I have recently spent a short time-out in the Trossachs - Scotlands National Park, situated just above Glasgow - where I hit upon a mini-revelation regarding what I have been photographing and why I have been taking photographs.
You see, I have been quite happy to snap away with my low-quality digital camera, without concerning myself with why I am taking the photographs. Previously this act has always been related to my painting, I have concentrated on taking shots of scenes or objects that I intended to use in my painting. With hindsight I can see that I made a significant change during a recent trip to Amsterdam, here it was where I actively begun to take photographs on a whim, snap snap snap, and what a freedom it gave me! Not always thinking what could be used in my ‘real’ work, and instead taking a shot because of the merits of the photograph alone. Pre-thought has been overtaken by instinct and other mini-revelations have occurred to me because of this, such as taking photographs of water, because I like the abstract qualities you are given when there is no other material to reference against, the play of light upon and within a surface that at one instance reflects the light and at the next, allows the lens to view deep under its surface. The particular limitations of the camera seem to add to this contradictory outcome; firstly a camera is never able to process enough of the experience to relate it to what minds-eye has remembered of the event, such as the sounds and smells that bombard your senses and affect the memory, secondly, the camera captures an instant in stasis, not the constantly shifting play of light across the surface that is the reality of the experience.

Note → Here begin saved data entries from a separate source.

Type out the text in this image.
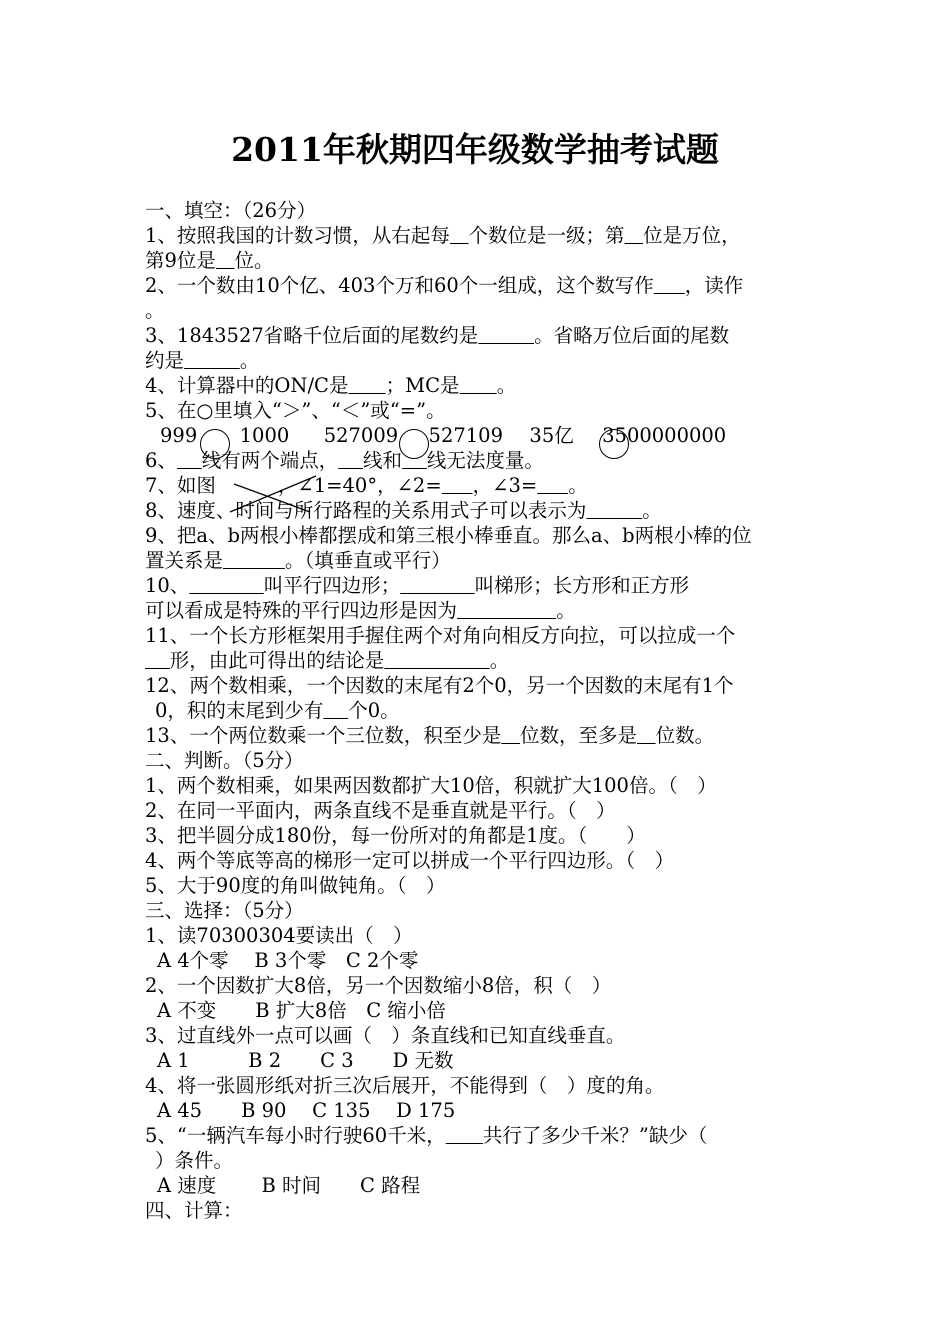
2011年秋期四年级数学抽考试题
一、填空：（26分）
1、按照我国的计数习惯，从右起每 个数位是一级；第 位是万位，
第9位是 位。
2、一个数由10个亿、403个万和60个一组成，这个数写作 ，读作
。
3、1843527省略千位后面的尾数约是	。省略万位后面的尾数
约是	。
4、计算器中的ON/C是 ；MC是 。
5、在○里填入“＞”、“＜”或“=”。
999 1000 527009 527109 35亿 3500000000
6、 线有两个端点， 线和 线无法度量。
7、如图	，∠1=40°，∠2= ，∠3= 。
8、速度、时间与所行路程的关系用式子可以表示为	。
9、把a、b两根小棒都摆成和第三根小棒垂直。那么a、b两根小棒的位
置关系是	。（填垂直或平行）
10、	叫平行四边形；	叫梯形；长方形和正方形
可以看成是特殊的平行四边形是因为	。
11、一个长方形框架用手握住两个对角向相反方向拉，可以拉成一个
形，由此可得出的结论是	。
12、两个数相乘，一个因数的末尾有2个0，另一个因数的末尾有1个
0，积的末尾到少有 个0。
13、一个两位数乘一个三位数，积至少是 位数，至多是 位数。
二、判断。（5分）
1、两个数相乘，如果两因数都扩大10倍，积就扩大100倍。（　）
2、在同一平面内，两条直线不是垂直就是平行。（　）
3、把半圆分成180份，每一份所对的角都是1度。（　　）
4、两个等底等高的梯形一定可以拼成一个平行四边形。（　）
5、大于90度的角叫做钝角。（　）
三、选择：（5分）
1、读70300304要读出（　）
A 4个零　 B 3个零　C 2个零
2、一个因数扩大8倍，另一个因数缩小8倍，积（　）
A 不变　　B 扩大8倍　C 缩小倍
3、过直线外一点可以画（　）条直线和已知直线垂直。
A 1　　　B 2　　C 3　　D 无数
4、将一张圆形纸对折三次后展开，不能得到（　）度的角。
A 45　　B 90　 C 135　 D 175
5、“一辆汽车每小时行驶60千米， 共行了多少千米？”缺少（
）条件。
A 速度　　 B 时间　　C 路程
四、计算：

Only when I visited Scotland did I realise the reasoning behind this change in direction. And it related to something I read a long time ago, so long ago I can’t remember who wrote it, but it goes something along the lines of “photography is the great democratising medium, because it allows untrained amateurs and people without the talent required to compose an image, to capture a beautiful picture, a perfect scene. The most beautiful elements of amateur photography are the chance happenings, the accidents, that are captured in its instantaneous gaze and cannot be captured in the laborious and time-consuming practise of painting without an act-of-will of the artist.”

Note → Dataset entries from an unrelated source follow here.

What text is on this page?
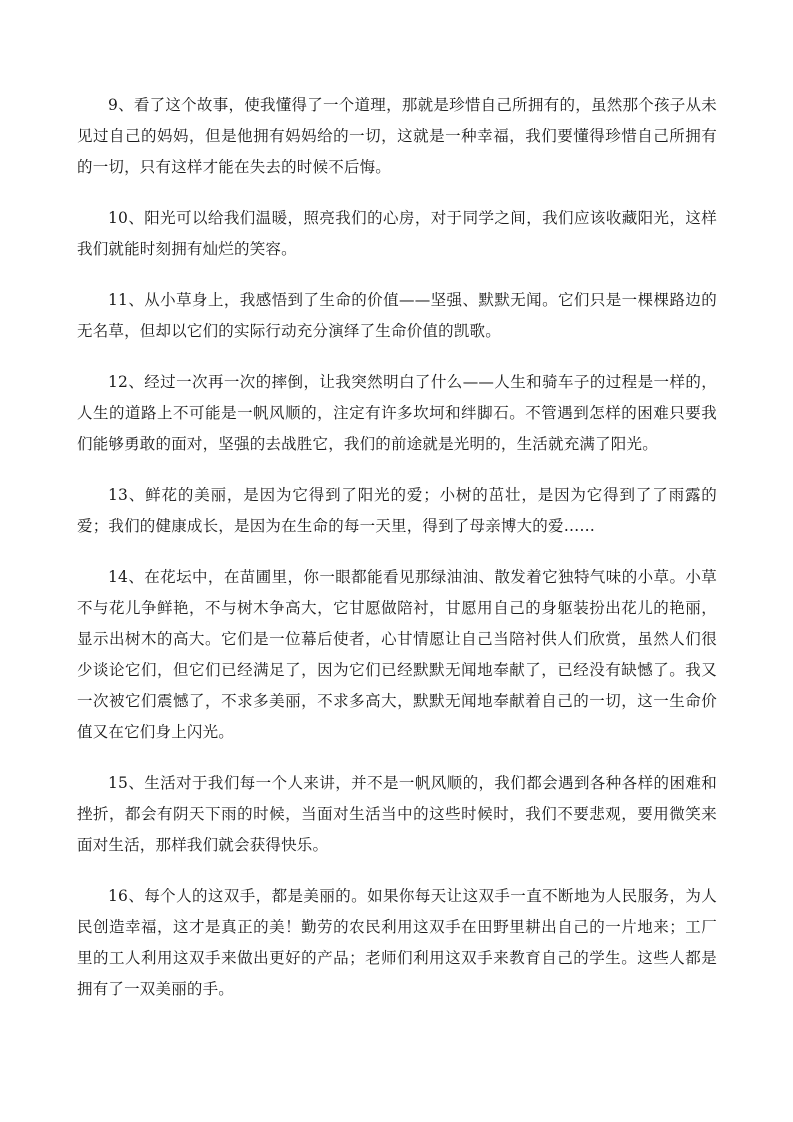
9、看了这个故事，使我懂得了一个道理，那就是珍惜自己所拥有的，虽然那个孩子从未见过自己的妈妈，但是他拥有妈妈给的一切，这就是一种幸福，我们要懂得珍惜自己所拥有的一切，只有这样才能在失去的时候不后悔。

10、阳光可以给我们温暖，照亮我们的心房，对于同学之间，我们应该收藏阳光，这样我们就能时刻拥有灿烂的笑容。

11、从小草身上，我感悟到了生命的价值——坚强、默默无闻。它们只是一棵棵路边的无名草，但却以它们的实际行动充分演绎了生命价值的凯歌。

12、经过一次再一次的摔倒，让我突然明白了什么——人生和骑车子的过程是一样的，人生的道路上不可能是一帆风顺的，注定有许多坎坷和绊脚石。不管遇到怎样的困难只要我们能够勇敢的面对，坚强的去战胜它，我们的前途就是光明的，生活就充满了阳光。

13、鲜花的美丽，是因为它得到了阳光的爱；小树的茁壮，是因为它得到了了雨露的爱；我们的健康成长，是因为在生命的每一天里，得到了母亲博大的爱……

14、在花坛中，在苗圃里，你一眼都能看见那绿油油、散发着它独特气味的小草。小草不与花儿争鲜艳，不与树木争高大，它甘愿做陪衬，甘愿用自己的身躯装扮出花儿的艳丽，显示出树木的高大。它们是一位幕后使者，心甘情愿让自己当陪衬供人们欣赏，虽然人们很少谈论它们，但它们已经满足了，因为它们已经默默无闻地奉献了，已经没有缺憾了。我又一次被它们震憾了，不求多美丽，不求多高大，默默无闻地奉献着自己的一切，这一生命价值又在它们身上闪光。

15、生活对于我们每一个人来讲，并不是一帆风顺的，我们都会遇到各种各样的困难和挫折，都会有阴天下雨的时候，当面对生活当中的这些时候时，我们不要悲观，要用微笑来面对生活，那样我们就会获得快乐。

16、每个人的这双手，都是美丽的。如果你每天让这双手一直不断地为人民服务，为人民创造幸福，这才是真正的美！勤劳的农民利用这双手在田野里耕出自己的一片地来；工厂里的工人利用这双手来做出更好的产品；老师们利用这双手来教育自己的学生。这些人都是拥有了一双美丽的手。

I can see now, photography for the medium that it is designed to be. A documentation to show the immediate results of a mind in action, to capture instantaneously those things that interest you. By then being captured, they are dislocated from the activity of the mind somewhat, and distorted by the mechanics of the camera and photographic medium. The resultant alteration from the original intent doesn’t interest me so much in trying to find a happy communion between the two, but I am satisfied that once it is placed in photographic form it becomes something else. I am more interested in maintaining the aesthetic of amateurism and helping to navigate myself through the documentary process.